– Что?
– Схаваем. – И потомственный дворянин, один из предков которого во времена правления Иоанна Грозного ведал его личным архивом, руководил составлением Государева Родословца и Разрядной книги, а затем был воеводой в Ливонии, Александр Васильевич Адашев-Гурский по-блатному раскинул пальцы веером.
– Ну… – Волков подинькал крышкой зажигалки. – Есть, в общем-то, логика в логовницах. А как конкретно?
– Да вот же, Петя, – Александр указал рукой на телевизор. – Уверен я, что от этой порнухи Невельским воняет. Это же ниточка. Потянем за нее, потянем и посмотрим. Да мы его просто посадим. Да еще по такой статье… Ты пару эпизодов смог бы обратно перекатать на такую, знаешь, маленькую, которая в камеру вставляется?
– Почему нет…
– А камеру достать такую?.. я в этом ничего не понимаю, ну, чтобы вот тут открывалось – и как будто телевизор маленький?
– Сони. Гандикап.
– Вот. Придется нам этого мальчишку с тобой колоть.
– А чего это ему перед тобой колоться?
– Не передо мной, а перед тобой. Я детям врать не могу.
– Почему?
– Стыдно. Переживаю потом. Да и у меня все равно не получится. А ты – профессионал. Он на кассете что делает?
– Ну… Бабу уестествляет.
– А вот мне почему-то кажется, что он ее насилует. С особым цинизмом-
– Ну знаешь, так он и купился. Они сейчас уже лет в двенадцать такие ушлые. Тем более которые улицы хлебнули.
– Посмотрим.
– Ладно, – Петр встал с кресла, – давай я тебе белье дам. Завтра поезжу, послушаю, что в городе говорят. И про «контрабас», и про детскую порнуху.
– А который час?
– Да два часа ночи.
– Господи… А ты заметил, что в белые ночи время исчезает? Не ощущение времени, а само время?

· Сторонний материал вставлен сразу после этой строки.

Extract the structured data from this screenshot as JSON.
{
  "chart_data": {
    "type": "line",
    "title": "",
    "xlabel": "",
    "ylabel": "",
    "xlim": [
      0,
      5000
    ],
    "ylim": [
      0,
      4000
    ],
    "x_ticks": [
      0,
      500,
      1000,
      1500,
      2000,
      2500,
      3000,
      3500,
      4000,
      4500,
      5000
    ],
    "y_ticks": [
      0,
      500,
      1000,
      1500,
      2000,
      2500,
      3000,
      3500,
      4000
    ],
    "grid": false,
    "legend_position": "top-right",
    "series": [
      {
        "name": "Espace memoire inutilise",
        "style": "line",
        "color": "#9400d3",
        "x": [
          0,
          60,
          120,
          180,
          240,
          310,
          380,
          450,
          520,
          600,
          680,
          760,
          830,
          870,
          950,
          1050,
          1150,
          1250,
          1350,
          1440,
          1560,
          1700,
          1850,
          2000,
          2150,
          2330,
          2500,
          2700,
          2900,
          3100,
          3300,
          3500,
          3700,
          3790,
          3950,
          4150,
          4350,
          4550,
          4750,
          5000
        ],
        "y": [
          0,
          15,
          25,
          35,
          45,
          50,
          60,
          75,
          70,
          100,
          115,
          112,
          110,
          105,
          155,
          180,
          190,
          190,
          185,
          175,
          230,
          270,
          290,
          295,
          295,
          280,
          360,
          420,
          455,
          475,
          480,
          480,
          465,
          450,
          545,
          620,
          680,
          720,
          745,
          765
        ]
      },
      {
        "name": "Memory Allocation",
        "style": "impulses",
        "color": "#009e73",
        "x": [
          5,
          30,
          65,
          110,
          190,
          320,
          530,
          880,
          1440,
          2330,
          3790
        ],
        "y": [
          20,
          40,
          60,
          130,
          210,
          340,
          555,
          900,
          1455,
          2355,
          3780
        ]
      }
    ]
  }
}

– Так оно же все равно в каждой ситуации свое собственное.
– Так-то так, но обычно все ситуации между собой соотносятся, а в эту пору – они как-то по отдельности. У всех событий какая-то своя собственная логика. Как у пьяного.
– Пьяный лишен логики. Она ему чужда.
– Не скажи, не скажи,– Гурский стелил себе на диване. – А где ты сейчас трудишься? Тачка бандитская, трубка, «Абсолют»…
– Да есть тут… охрана, сопровождение и прочая, прочая.
– А ты – кем?
– Ну… есть надо мной, есть подо мной.
– А где больше?
– Подо мной. Но все это суета и томление духа.
– И много платят?
– Да это все казенное. Тачка, трубка. А так – жалованье. Хватает, если водки много не жрать.
– И кто платит? В ака-анцовке?
– Да… Я же тебе говорю, раньше все просто было: здесь – криминал, ворье, убивцы, здесь – я, а тут – рабоче-крестьянская власть. А теперь… Они, по– моему, и сами перестали понимать, настолько все перемешалось и срослось, агентура там и все прочее. Главное, что все делают одно большое и очень важное дело – бабки. В ака-анцовке.